Film bir yandan seyirciyi güldürürken bir yandan da hiçbir şeyin göründüğü gibi olmadığını anlatıyor. Ragıp Savaş’a göre kadınlar evli erkekleri seviyorlarmış. Çünkü kadını zor olan cezbediyormuş
Bazı insanlar, özellikle büyük cümleler kuranlar ilgimi çeker; tıpkı Ragıp Savaş gibi. İlgimi çekti çünkü kadınların evli erkeklerden hoşlandıklarını söylemiş. Kocaman, ilginç, manşetlik bir cümle ve eğer filmle alakalı haber olsun diye söylendiyse de gayet başarılı.
Bazı erkeklerin önceki hayatlarında kadın olduklarını düşündüğümü söylerim hep, acaba Ragıp Savaş bir röportajında kullandığı bu cümleyi o sebeple mi söylemiş araştırmak gerekir. Bunca yıllık kadınım ama ben bu kadar kesin bir yargıda bulunamam kadınlar hakkında, kendim içinse sadece “Evet evli erkekten hoşlanırım ama o adam benimle evliyse” demekle yetineceğim.
Metin Zakoğlu’nun tiyatro oyunundan sinemaya aktarılan ‘Herkes Mi Aldatır?’da gayet başarılı bir durum komedisi işleniyor. Tempolu, keyifli, başarılı oyunculuklarla süslü. Bu konuya gülmek ve geçmek gerekir aslında, çünkü şüpheci veya aldatan-aldatılan biri olduğumu düşünmek istemem. Filmden çıkınca “Acaba sevdiceğim beni aldatıyor mu?” gibi bir hisse kapılmıyorsunuz ama bir yandan da herkesin herkesi aldatmasının normal olduğu gibi bir önerme çıkıyor ki, kendinizi şiddetle bunu dışında tutunuz.
(Kimin söylediğini unuttum ama gelmiş geçmiş en edepsiz, en renkli, en unutulmaz siyah beyaz Hollywood filmlerinin 1.50 boyundaki minik kraliçesi Mea West söyleyebilirdi ancak bu cümleyi: “Sabah uyanır uyanmaz ne yaparsınız diye sormuşlar, kadın da “Giyinir ve evime giderim” demiş. Çapkınlığın, aldatmanın en çok yakıştığı kadın oyuncu Mae West, erkekleri baştan çıkartmadaki becerisini ve erkekleri silkeleyip attığı cinsellik içeren cümlelerini o kadar cömertçe sergilemiş ki, sadece bu yüzden filmleri dolup taşmaya başlamış. 2010’a gelindiğinde artık zaten herkes edepsiz olduğu için, West son derece masum ve naif kalmıştır, ilginç.)

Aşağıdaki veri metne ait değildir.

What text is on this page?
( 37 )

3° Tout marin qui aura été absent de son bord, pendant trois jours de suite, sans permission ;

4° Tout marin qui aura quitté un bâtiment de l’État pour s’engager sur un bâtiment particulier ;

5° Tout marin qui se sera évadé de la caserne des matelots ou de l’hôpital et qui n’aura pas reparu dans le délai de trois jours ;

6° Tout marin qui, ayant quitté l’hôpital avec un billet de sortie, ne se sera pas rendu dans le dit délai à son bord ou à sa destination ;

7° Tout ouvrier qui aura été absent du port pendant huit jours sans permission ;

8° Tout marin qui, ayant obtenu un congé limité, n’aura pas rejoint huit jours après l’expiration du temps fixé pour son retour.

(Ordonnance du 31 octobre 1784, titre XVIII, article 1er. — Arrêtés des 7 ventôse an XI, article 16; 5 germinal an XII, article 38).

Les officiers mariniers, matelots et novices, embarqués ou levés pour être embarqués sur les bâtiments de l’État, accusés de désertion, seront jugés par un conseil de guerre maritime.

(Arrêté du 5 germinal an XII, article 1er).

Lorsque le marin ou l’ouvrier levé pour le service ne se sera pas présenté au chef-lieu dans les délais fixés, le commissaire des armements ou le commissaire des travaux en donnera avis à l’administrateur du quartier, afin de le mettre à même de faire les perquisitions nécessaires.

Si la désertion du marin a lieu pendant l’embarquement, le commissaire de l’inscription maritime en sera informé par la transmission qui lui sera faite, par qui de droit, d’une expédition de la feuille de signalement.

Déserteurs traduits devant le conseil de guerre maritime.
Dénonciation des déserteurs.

“Aslında aldatan aldatılandır”
Ragıp Savaş’ın röportajda söylediği bir diğer cümle en çok delirdiklerimden, “Aslında aldatan aldatılandır.” Acaba aldatılmak mı aldatmak mı gerekir bu cümleye inanmak için? “Aşkım seni aldattım ama bak asıl kendimi aldatmışım.” “A öyle mi, peki aşkım, aldatıldın demek, neyse geçmiş olsun, biz kendimize bakalım, ha bu arada çok üzgünüm istemeden seni dün gece aldattım, kim olduğu mühim değil” midir hikayenin devamı? Asla!
İçimi ferahlatansa, bahsedilen aldatma hikayesinin içinde aşk olmaması. Evlilikte, ilişkide, beraberlikte aldatma olur belki ama aldatmayı aşkla aynı cümlede kullanmak bile istemiyorum. ‘Herkes Mi Aldatır?’ diye soracak olursanız, filme gidin ama aldatmayanlardan olun derim.
NOT: Bu arada birkaç yıl önce Şahan Gökbakar’a “Bana kimseye söylemediğin bir şey söylesene” demiştim. O da bana, “Ben hiçbir sevgilimi aldatmadım” demişti. Şahan şahane, değil mi?